Theranexus is deploying drug combinations, comprising a therapeutic CNS drug paired with a connexin modulator, in order to minimize the size of the supporting glial cell network and to focus the drug on its main target area. Its lead program, THN102, pairs modafinil, a stimulant used for treating narcolepsy and excess sleepiness in Parkinson's disease, with flecainide, an antiarrhythmic agent, which also has activity on connexins, the small molecules that signal across gap junctions.

"We are using doses of these drugs that are far below the doses of the drugs as they are currently licensed," Chief Business Officer Julien Veys told BioWorld. "For us the main challenge is to be able to prove the superiority of the combination over the standalone drug."

It has already demonstrated the feasibility of the approach in a sleep deprivation study in healthy volunteers. "Based on the result we had in the sleep deprivation study, this was the proof of concept in man," Vey said. A phase II trial is underway in narcolepsy and a second will begin later this year to treat excess sleepiness in Parkinson's. It is lining up several other pairs of CNS drugs and gap junction modulators for additional indications, including Alzheimer's disease

And it is now seeking about €18 million in an IPO on Euronext for which it has set an indicative price range of €14 to €18.80 per share. The subscription period runs from Oct. 11 through Oct. 25 and the company will also undertake a global offering on Oct. 25. It has already received advance commitments totaling €10.9 million.

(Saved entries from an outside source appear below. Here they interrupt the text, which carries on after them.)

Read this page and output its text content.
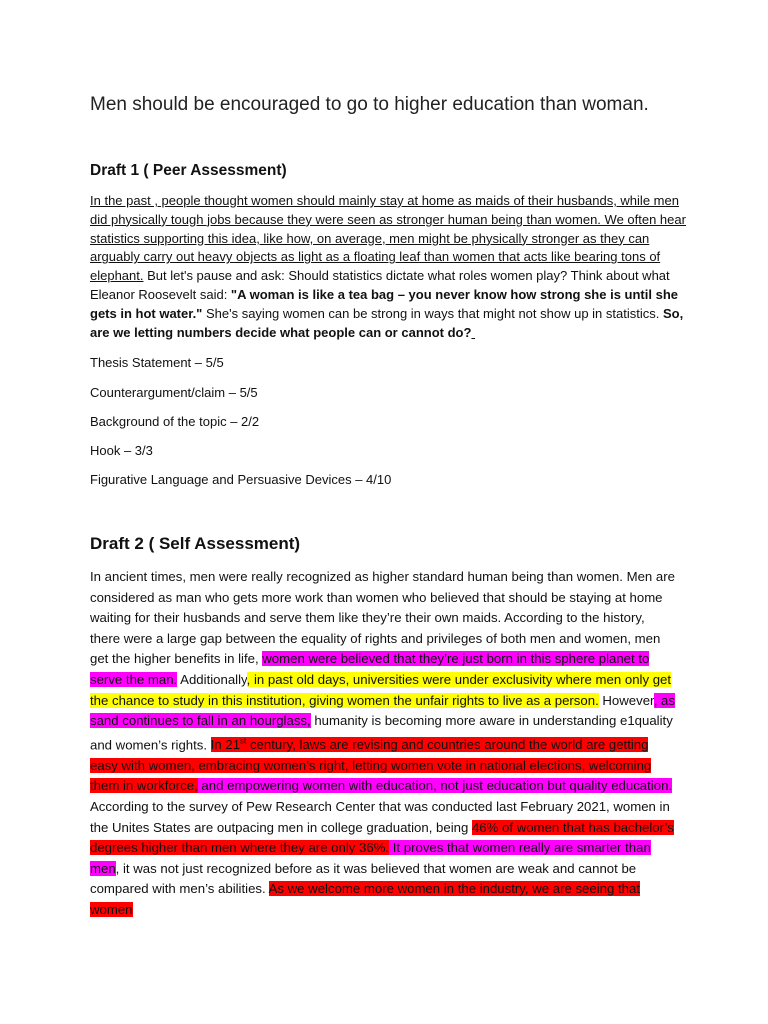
Men should be encouraged to go to higher education than woman.
Draft 1 ( Peer Assessment)
In the past , people thought women should mainly stay at home as maids of their husbands, while men did physically tough jobs because they were seen as stronger human being than women. We often hear statistics supporting this idea, like how, on average, men might be physically stronger as they can arguably carry out heavy objects as light as a floating leaf than women that acts like bearing tons of elephant. But let's pause and ask: Should statistics dictate what roles women play? Think about what Eleanor Roosevelt said: "A woman is like a tea bag – you never know how strong she is until she gets in hot water." She's saying women can be strong in ways that might not show up in statistics. So, are we letting numbers decide what people can or cannot do?
Thesis Statement – 5/5
Counterargument/claim – 5/5
Background of the topic – 2/2
Hook – 3/3
Figurative Language and Persuasive Devices – 4/10
Draft 2 ( Self Assessment)
In ancient times, men were really recognized as higher standard human being than women. Men are considered as man who gets more work than women who believed that should be staying at home waiting for their husbands and serve them like they’re their own maids. According to the history, there were a large gap between the equality of rights and privileges of both men and women, men get the higher benefits in life, women were believed that they’re just born in this sphere planet to serve the man. Additionally, in past old days, universities were under exclusivity where men only get the chance to study in this institution, giving women the unfair rights to live as a person. However, as sand continues to fall in an hourglass, humanity is becoming more aware in understanding e1quality and women’s rights. In 21st century, laws are revising and countries around the world are getting easy with women, embracing women’s right, letting women vote in national elections, welcoming them in workforce, and empowering women with education, not just education but quality education. According to the survey of Pew Research Center that was conducted last February 2021, women in the Unites States are outpacing men in college graduation, being 46% of women that has bachelor’s degrees higher than men where they are only 36%. It proves that women really are smarter than men, it was not just recognized before as it was believed that women are weak and cannot be compared with men’s abilities. As we welcome more women in the industry, we are seeing that women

On the private funding side, meanwhile, Germany continues to show signs of life. A week after Tuebingen-based T-cell therapy developer Immatics AG raised $58 million in a series E round, Inflarx GmbH took in $30 million in a series D financing. The Jena-based firm is clearly setting its sights on Nasdaq. Its new investment round attracted a who's who of U.S. institutional and crossover investors, including Bain Capital Life Sciences LP, Cormorant Asset Management LLC and RA Capital Management LLC, who co-led the round and additional undisclosed investors. The transaction also involved a $25 million secondary share sale, which, provided some of its earlier investors with a complete or partial exit. The company will use the cash to move IFX-1, a first-in-class antibody that selectively targets complement factor C5a, into a phase IIb trial in undisclosed autoimmune indications. It declined to comment on the transaction Friday.